Saya menjalankan empat agen secara bersamaan di dua lingkungan berbeda. Satu sedang melakukan riset pasar proaktif pada pool likuiditas baru. Yang lain sedang menguji keterampilan otomasi Playwright di dashboard DeFi untuk mensimulasikan transaksi jembatan manual. Yang ketiga hanya memantau log eksekusi. Yang keempat adalah agen yang memperbaiki diri sendiri yang ingin saya lihat apakah ia akan menyesuaikan logika routing-nya sendiri setelah sinyal perdagangan gagal.
Ini adalah detail terukur yang sebenarnya membuat saya berhenti.
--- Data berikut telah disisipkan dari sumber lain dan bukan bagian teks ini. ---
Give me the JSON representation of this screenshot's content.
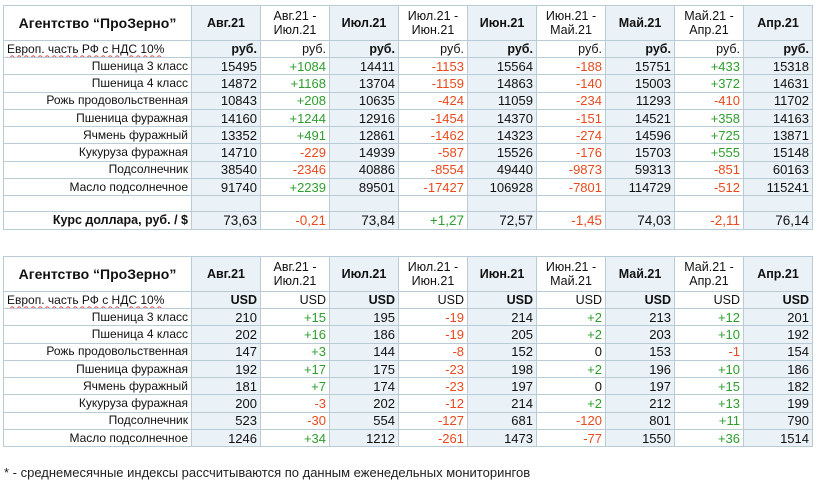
{
  "agency": "Агентство “ПроЗерно”",
  "headers": [
    "Авг.21",
    "Авг.21 -\nИюл.21",
    "Июл.21",
    "Июл.21 -\nИюн.21",
    "Июн.21",
    "Июн.21 -\nМай.21",
    "Май.21",
    "Май.21 -\nАпр.21",
    "Апр.21"
  ],
  "unit_label": "Европ. часть РФ с НДС 10%",
  "rub_table": {
    "units": [
      "руб.",
      "руб.",
      "руб.",
      "руб.",
      "руб.",
      "руб.",
      "руб.",
      "руб.",
      "руб."
    ],
    "rows": [
      {
        "name": "Пшеница 3 класс",
        "cells": [
          "15495",
          "+1084",
          "14411",
          "-1153",
          "15564",
          "-188",
          "15751",
          "+433",
          "15318"
        ]
      },
      {
        "name": "Пшеница 4 класс",
        "cells": [
          "14872",
          "+1168",
          "13704",
          "-1159",
          "14863",
          "-140",
          "15003",
          "+372",
          "14631"
        ]
      },
      {
        "name": "Рожь продовольственная",
        "cells": [
          "10843",
          "+208",
          "10635",
          "-424",
          "11059",
          "-234",
          "11293",
          "-410",
          "11702"
        ]
      },
      {
        "name": "Пшеница фуражная",
        "cells": [
          "14160",
          "+1244",
          "12916",
          "-1454",
          "14370",
          "-151",
          "14521",
          "+358",
          "14163"
        ]
      },
      {
        "name": "Ячмень фуражный",
        "cells": [
          "13352",
          "+491",
          "12861",
          "-1462",
          "14323",
          "-274",
          "14596",
          "+725",
          "13871"
        ]
      },
      {
        "name": "Кукуруза фуражная",
        "cells": [
          "14710",
          "-229",
          "14939",
          "-587",
          "15526",
          "-176",
          "15703",
          "+555",
          "15148"
        ]
      },
      {
        "name": "Подсолнечник",
        "cells": [
          "38540",
          "-2346",
          "40886",
          "-8554",
          "49440",
          "-9873",
          "59313",
          "-851",
          "60163"
        ]
      },
      {
        "name": "Масло подсолнечное",
        "cells": [
          "91740",
          "+2239",
          "89501",
          "-17427",
          "106928",
          "-7801",
          "114729",
          "-512",
          "115241"
        ]
      }
    ]
  },
  "rate": {
    "name": "Курс доллара, руб. / $",
    "cells": [
      "73,63",
      "-0,21",
      "73,84",
      "+1,27",
      "72,57",
      "-1,45",
      "74,03",
      "-2,11",
      "76,14"
    ]
  },
  "usd_table": {
    "units": [
      "USD",
      "USD",
      "USD",
      "USD",
      "USD",
      "USD",
      "USD",
      "USD",
      "USD"
    ],
    "rows": [
      {
        "name": "Пшеница 3 класс",
        "cells": [
          "210",
          "+15",
          "195",
          "-19",
          "214",
          "+2",
          "213",
          "+12",
          "201"
        ]
      },
      {
        "name": "Пшеница 4 класс",
        "cells": [
          "202",
          "+16",
          "186",
          "-19",
          "205",
          "+2",
          "203",
          "+10",
          "192"
        ]
      },
      {
        "name": "Рожь продовольственная",
        "cells": [
          "147",
          "+3",
          "144",
          "-8",
          "152",
          "0",
          "153",
          "-1",
          "154"
        ]
      },
      {
        "name": "Пшеница фуражная",
        "cells": [
          "192",
          "+17",
          "175",
          "-23",
          "198",
          "+2",
          "196",
          "+10",
          "186"
        ]
      },
      {
        "name": "Ячмень фуражный",
        "cells": [
          "181",
          "+7",
          "174",
          "-23",
          "197",
          "0",
          "197",
          "+15",
          "182"
        ]
      },
      {
        "name": "Кукуруза фуражная",
        "cells": [
          "200",
          "-3",
          "202",
          "-12",
          "214",
          "+2",
          "212",
          "+13",
          "199"
        ]
      },
      {
        "name": "Подсолнечник",
        "cells": [
          "523",
          "-30",
          "554",
          "-127",
          "681",
          "-120",
          "801",
          "+11",
          "790"
        ]
      },
      {
        "name": "Масло подсолнечное",
        "cells": [
          "1246",
          "+34",
          "1212",
          "-261",
          "1473",
          "-77",
          "1550",
          "+36",
          "1514"
        ]
      }
    ]
  },
  "footnote": "* - среднемесячные индексы рассчитываются по данным еженедельных мониторингов",
  "colors": {
    "positive": "#2e9e2e",
    "negative": "#e84a1e",
    "border": "#b9cbd6",
    "shade": "#eaf2f7"
  }
}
Selama 48 jam operasi terus menerus, agen riset pasar memproses 842 titik data berbeda dari umpan DataNet. Itu menandai 17 potensi setup perdagangan. Dari jumlah tersebut, saya memeriksa secara manual 8. Tiga sebenarnya cukup bagus. Satu adalah positif palsu yang dipicu oleh dompet spam. Total waktu dari mulai agen hingga sinyal yang ditandai terakhir? Sekitar 14 menit rata-rata per kejadian yang ditandai. Itu tidak buruk.
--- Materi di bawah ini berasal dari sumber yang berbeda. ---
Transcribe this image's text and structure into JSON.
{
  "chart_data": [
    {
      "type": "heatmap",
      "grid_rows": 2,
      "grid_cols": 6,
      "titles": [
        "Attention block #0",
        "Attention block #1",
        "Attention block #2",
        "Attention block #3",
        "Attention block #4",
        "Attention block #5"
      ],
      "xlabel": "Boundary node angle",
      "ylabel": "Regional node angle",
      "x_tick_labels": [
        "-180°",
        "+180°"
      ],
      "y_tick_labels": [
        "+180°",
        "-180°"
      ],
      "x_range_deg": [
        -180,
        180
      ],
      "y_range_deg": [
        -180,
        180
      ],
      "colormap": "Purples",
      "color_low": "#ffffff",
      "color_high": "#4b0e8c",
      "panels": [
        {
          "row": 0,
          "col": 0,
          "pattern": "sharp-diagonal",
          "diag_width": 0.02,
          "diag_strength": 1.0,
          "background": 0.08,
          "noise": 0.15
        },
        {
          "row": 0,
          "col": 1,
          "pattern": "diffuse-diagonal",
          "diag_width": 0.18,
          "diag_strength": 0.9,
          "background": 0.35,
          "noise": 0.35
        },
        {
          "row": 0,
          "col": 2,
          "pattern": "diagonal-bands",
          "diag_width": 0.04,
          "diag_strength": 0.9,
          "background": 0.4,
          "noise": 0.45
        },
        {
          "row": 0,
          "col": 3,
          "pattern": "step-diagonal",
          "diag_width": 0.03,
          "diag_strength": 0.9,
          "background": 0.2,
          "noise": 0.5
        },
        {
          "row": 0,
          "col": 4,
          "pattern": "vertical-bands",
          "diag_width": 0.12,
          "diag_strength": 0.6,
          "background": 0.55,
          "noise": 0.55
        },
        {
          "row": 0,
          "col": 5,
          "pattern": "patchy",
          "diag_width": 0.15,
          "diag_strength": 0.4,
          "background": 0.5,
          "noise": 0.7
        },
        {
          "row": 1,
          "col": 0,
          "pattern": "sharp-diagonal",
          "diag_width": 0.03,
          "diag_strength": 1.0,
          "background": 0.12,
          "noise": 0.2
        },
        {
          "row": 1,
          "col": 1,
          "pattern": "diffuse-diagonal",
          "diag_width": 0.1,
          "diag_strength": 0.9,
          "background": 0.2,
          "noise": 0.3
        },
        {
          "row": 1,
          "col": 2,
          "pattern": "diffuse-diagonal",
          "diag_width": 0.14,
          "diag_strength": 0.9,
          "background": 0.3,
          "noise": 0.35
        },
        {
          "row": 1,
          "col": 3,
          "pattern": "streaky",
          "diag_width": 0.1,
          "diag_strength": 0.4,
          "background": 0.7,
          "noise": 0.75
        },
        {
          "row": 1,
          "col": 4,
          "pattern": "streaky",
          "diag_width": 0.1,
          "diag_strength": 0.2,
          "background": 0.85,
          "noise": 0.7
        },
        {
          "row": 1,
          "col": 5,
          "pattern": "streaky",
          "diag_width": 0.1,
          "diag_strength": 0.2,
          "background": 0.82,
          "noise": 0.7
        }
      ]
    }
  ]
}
Tapi dashboardnya terkunci dua kali saat saya melakukan panggilan otomasi Playwright yang berat. Tidak ada yang fatal. Hanya ikon berputar dan beberapa detik panik saat saya bertanya-tanya apakah agen masih hidup. Tampilan mobile? Kasar. Menu bertumpuk di atas satu sama lain, label meluber dari layar di ponsel saya, dan menggulir melalui riwayat alur kerja yang panjang terasa seperti menyeret batu melalui lumpur. Juga, ada penundaan eksekusi sekitar delapan detik di mana saya duduk menatap layar berpikir apakah dompet saya baru saja dimakan.
Tidak ada yang rusak. Tapi cukup mengganggu untuk mengumpat dalam hati.
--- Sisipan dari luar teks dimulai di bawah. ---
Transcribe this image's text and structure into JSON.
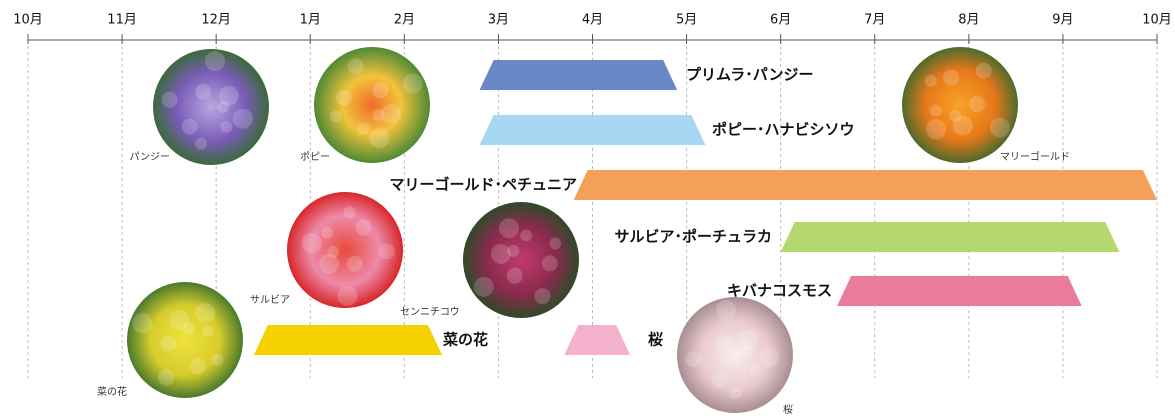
{
  "chart_data": {
    "type": "timeline",
    "xlim": [
      0,
      12
    ],
    "xticks": [
      {
        "value": 0,
        "label": "10月"
      },
      {
        "value": 1,
        "label": "11月"
      },
      {
        "value": 2,
        "label": "12月"
      },
      {
        "value": 3,
        "label": "1月"
      },
      {
        "value": 4,
        "label": "2月"
      },
      {
        "value": 5,
        "label": "3月"
      },
      {
        "value": 6,
        "label": "4月"
      },
      {
        "value": 7,
        "label": "5月"
      },
      {
        "value": 8,
        "label": "6月"
      },
      {
        "value": 9,
        "label": "7月"
      },
      {
        "value": 10,
        "label": "8月"
      },
      {
        "value": 11,
        "label": "9月"
      },
      {
        "value": 12,
        "label": "10月"
      }
    ],
    "grid": true,
    "bars": [
      {
        "name": "プリムラ･パンジー",
        "color": "#6a87c6",
        "start": 4.8,
        "end": 6.9
      },
      {
        "name": "ポピー･ハナビシソウ",
        "color": "#a6d8f2",
        "start": 4.8,
        "end": 7.2
      },
      {
        "name": "マリーゴールド･ペチュニア",
        "color": "#f4a05a",
        "start": 5.8,
        "end": 12.0
      },
      {
        "name": "サルビア･ポーチュラカ",
        "color": "#b5d86e",
        "start": 8.0,
        "end": 11.6
      },
      {
        "name": "キバナコスモス",
        "color": "#ea7b9b",
        "start": 8.6,
        "end": 11.2
      },
      {
        "name": "菜の花",
        "color": "#f6d100",
        "start": 2.4,
        "end": 4.4
      },
      {
        "name": "桜",
        "color": "#f3b1cc",
        "start": 5.7,
        "end": 6.4
      }
    ],
    "photos": [
      "パンジー",
      "ポピー",
      "マリーゴールド",
      "サルビア",
      "センニチコウ",
      "菜の花",
      "桜"
    ]
  }
}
Ini adalah apa yang tidak ditulis orang ketika mereka berbicara tentang agen AI. Gesekan tidak hanya lambat. Gesekan mengubah alur kerja mana yang bahkan kamu percayai untuk dijalankan. Di DeFi, otakmu menjalankan daftar periksa. Jembatan, setujui, tunggu, konfirmasi. Setiap pemeriksaan menambah sedikit keraguan. Pada saat kamu selesai, perdagangan sudah dingin. Atau agen telah terhenti.
OpenLedger menghilangkan celah-celah itu. Kamu berhenti berpikir dalam langkah-langkah. Kamu mulai berpikir dalam hasil. Kamu mengambil lebih banyak risiko karena biaya overhead menghilang. Kamu merasa kurang takut karena tidak menunggu di tiga tab berbeda untuk memastikan apakah agen masih terhubung.
Masih butuh perbaikan. Perbaiki yang macet. Bersihkan menu mobile. Tapi inti dari ini sudah benar. Eksekusi seharusnya menghilang. OpenLedger adalah hal terdekat yang pernah saya lihat untuk aksi menghilang tersebut untuk alur kerja AI otonom.
Jadi, teman-teman, hanya ingin berbagi pendapat jujur saya. Ini tidak sempurna, tapi ini nyata.